Puleio studies under Research Assistant Professor Társilo Girona, who has a theory that low-temperature thermal anomalies detected by satellite data suggest increased activity in magma that may be a precursor to an eruption. The same CO2 that would make a volcano inhospitable to Aragorn could possibly be warming the flanks of Mt. Edgecumbe.

“One of the hypotheses, we have to understand those signals,” said Girona, “is that the gas that is moving from the magma source to the surface is producing this warming in the surface.”

Girona and Puleio are two of the six members of the team from the Alaska Geophysical Institute studying gas emissions on Mt. Edgecumbe. The project is funded by NASA, as part of a program for early career scientists. They’re tackling the problem on two fronts: in the air, and on the land – or better said, in the land.

Carlo Cardellini is from the University Perugia in Italy. He’s helped develop the method for collecting gas from the soil using a device called an accumulation chamber. But he’s got a slightly more flavorful metaphor.

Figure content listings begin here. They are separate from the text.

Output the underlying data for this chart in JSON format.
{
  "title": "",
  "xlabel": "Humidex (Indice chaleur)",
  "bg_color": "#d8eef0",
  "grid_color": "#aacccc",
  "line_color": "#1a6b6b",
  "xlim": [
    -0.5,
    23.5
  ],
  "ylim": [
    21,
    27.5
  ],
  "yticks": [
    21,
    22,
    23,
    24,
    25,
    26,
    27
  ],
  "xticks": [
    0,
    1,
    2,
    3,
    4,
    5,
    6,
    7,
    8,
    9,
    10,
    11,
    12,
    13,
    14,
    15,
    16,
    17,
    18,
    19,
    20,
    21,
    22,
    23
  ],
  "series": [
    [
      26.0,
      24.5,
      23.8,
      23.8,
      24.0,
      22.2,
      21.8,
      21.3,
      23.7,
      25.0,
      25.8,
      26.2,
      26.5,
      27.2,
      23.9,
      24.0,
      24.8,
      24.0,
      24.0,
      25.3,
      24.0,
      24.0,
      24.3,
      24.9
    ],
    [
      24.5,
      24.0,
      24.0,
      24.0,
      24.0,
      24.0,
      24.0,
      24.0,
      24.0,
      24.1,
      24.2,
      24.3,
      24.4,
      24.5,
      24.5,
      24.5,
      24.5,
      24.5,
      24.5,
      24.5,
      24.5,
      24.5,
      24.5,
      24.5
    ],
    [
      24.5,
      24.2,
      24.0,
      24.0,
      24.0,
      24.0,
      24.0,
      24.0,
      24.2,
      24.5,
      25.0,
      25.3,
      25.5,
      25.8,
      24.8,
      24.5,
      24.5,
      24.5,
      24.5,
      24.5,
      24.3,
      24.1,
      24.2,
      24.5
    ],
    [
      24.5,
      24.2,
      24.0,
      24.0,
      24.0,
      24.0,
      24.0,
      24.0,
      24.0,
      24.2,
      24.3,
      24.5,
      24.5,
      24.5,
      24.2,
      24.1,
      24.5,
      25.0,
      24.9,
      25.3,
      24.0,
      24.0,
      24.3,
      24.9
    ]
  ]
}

“And we place a chamber on the top of the soil, it’s like a cooking pot,” said Cardellini. “And we leave  the concentration of carbon dioxide to increase inside the chamber. And the rate of increasing is something that is linked to the amount of gas that is passing from the soil to the atmosphere. So we are catching this increase, and we can compute how much gas is escaping from the soil.”

University of Perugia Department of Physics and Geology associate professor Carlo Cardellini, left, sinks his accumulation chamber — or “cooking pot” — into a tide pool emitting a strong smell of sulfur at a beach on Kruzof Island. Geophysical Institute research associate professor Taryn Lopez records data. (UAF/GI photo by JR Ancheta)

Cardellini uses an infrared sensor that continuously measures the concentration of CO2 in the cooking pot, if you will, but he also collects samples to take back and study in the lab. CO2 produced by magma will have a different isotopic signature than CO2 produced by organic decomposition – and there is a lot of organic decomposition on the slopes of Mt. Edgecumbe, which are primarily wetlands.

For the bigger picture, you’ve got to be airborne. Taryn Lopez is a volcanologist with the Alaska Volcano Observatory. While the others are sampling the slopes of the crater, she’ll be overhead doing what is called a “gas flight.”

“Some gasses exsolve, which means they form bubbles really deep, such as CO2,” Lopez said. “Where things like water and SO2 (sulfur dioxide) which are common volcanic gasses exsolve very shallow. So what we’re looking for is the composition of the gasses. If we see gasses, and if we see the composition, we can tell if the magma is deep or shallow. 

Helicopter arrives

This is the first morning of several that the team has been in Sitka, that the rim of the Mt. Edgecumbe crater is visible, 3,200 feet above Sitka Sound, and the helicopter pilot is ready to fly.

Társilo Girona tells me that all the data and information collected by the Geophysical Institute team will be published in several papers, and shared with the Alaska Volcano Observatory, which is sending its own team to Mt. Edgecumbe later this summer. And hopefully, Girona said, “We can better understand how the volcano works.”